Récemment a été publiée le compte rendu de l’audition du 13 mai 2020, à huis clos, de M. Christophe Rodriguez, directeur général de la gendarmerie nationale. Voir l’intégralité ici.

Pour se remettre dans le contexte, rappelons que le confinement a débuté le 17 mars et s’est terminé le 11 mai 2020, soit deux jours avant cette audition.

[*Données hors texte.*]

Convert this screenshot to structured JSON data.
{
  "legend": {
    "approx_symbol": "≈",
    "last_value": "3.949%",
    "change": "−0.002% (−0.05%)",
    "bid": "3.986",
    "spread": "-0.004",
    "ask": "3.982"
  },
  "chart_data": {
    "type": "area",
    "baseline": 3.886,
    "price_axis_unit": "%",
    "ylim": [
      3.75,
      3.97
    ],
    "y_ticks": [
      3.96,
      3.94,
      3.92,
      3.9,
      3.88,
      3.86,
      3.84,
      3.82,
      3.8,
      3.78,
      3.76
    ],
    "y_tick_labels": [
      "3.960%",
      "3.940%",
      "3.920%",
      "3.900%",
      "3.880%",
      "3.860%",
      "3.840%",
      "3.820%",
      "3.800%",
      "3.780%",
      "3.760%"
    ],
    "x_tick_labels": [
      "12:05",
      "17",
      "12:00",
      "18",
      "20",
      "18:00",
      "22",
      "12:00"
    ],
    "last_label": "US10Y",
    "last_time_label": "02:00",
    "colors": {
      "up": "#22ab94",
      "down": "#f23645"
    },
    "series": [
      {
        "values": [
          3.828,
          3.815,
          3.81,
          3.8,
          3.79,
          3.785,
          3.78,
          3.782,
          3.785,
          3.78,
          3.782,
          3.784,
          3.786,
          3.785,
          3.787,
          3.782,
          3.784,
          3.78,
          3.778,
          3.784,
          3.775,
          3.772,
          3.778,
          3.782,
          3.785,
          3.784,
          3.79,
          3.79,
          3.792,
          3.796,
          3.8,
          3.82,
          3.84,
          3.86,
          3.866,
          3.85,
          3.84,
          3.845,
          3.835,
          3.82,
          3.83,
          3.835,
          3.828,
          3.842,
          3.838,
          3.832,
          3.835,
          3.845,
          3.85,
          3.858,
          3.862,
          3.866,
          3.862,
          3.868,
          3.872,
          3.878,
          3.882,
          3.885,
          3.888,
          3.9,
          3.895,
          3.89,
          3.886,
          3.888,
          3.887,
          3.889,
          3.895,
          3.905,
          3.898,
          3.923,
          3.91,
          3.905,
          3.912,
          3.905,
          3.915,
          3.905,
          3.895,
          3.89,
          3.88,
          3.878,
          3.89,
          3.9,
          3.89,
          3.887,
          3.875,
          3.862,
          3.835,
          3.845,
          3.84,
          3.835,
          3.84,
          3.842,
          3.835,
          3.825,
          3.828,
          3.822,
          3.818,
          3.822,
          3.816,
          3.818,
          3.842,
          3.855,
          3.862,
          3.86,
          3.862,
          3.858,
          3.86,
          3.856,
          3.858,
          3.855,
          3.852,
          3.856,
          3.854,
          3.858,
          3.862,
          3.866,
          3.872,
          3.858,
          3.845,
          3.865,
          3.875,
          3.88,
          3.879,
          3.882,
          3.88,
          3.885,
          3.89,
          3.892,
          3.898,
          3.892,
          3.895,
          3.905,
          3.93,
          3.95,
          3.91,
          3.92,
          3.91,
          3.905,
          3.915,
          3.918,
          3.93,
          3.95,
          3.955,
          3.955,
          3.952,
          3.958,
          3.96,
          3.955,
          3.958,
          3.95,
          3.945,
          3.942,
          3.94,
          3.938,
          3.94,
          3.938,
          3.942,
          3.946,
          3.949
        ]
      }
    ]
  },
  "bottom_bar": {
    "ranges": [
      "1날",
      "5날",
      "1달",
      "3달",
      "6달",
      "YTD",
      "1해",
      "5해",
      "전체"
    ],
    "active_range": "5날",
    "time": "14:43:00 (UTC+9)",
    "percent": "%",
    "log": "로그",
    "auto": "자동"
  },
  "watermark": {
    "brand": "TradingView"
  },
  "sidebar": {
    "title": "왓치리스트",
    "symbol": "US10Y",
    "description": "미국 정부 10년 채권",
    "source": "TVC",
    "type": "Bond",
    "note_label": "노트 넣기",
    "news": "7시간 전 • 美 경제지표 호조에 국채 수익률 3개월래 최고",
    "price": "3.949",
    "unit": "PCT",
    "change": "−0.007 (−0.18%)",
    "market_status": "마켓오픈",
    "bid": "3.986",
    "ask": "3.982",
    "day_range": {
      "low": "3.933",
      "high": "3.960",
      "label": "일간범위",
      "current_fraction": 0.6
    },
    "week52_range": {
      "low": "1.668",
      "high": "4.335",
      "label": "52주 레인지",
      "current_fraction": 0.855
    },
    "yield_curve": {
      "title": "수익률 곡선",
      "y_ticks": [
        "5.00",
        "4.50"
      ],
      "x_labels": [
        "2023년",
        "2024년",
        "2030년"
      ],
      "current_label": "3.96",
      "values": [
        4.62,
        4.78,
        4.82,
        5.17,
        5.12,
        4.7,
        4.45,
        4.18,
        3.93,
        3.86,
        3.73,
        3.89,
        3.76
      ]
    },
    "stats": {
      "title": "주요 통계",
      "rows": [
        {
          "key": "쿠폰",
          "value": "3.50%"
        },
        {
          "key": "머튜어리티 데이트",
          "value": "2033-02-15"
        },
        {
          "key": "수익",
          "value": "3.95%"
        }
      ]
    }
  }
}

Les éléments clefs de cette audition:

DGGN: « Ma première préoccupation était de préserver le potentiel humain. Heureusement, les gendarmes se sont vite approprié les modalités de fonctionnement, les gestes barrières et se sont remarquablement adaptés pour limiter les cas d’infection. Nous n’avons déploré que deux décès, bien moins que ce que je craignais. Les gendarmes ont su s’organiser tout en restant très présents sur le terrain. Nous relevons 583 gendarmes testés positifs — mais nous n’avons pas testé tout le monde -, 338 confinés et 6 hospitalisés, dont un encore en réanimation. Nous avons tout fait pour éviter l’infection des familles, principale angoisse des gendarmes, grâce à l’engagement de toute la hiérarchie, jusqu’au niveau le plus bas. »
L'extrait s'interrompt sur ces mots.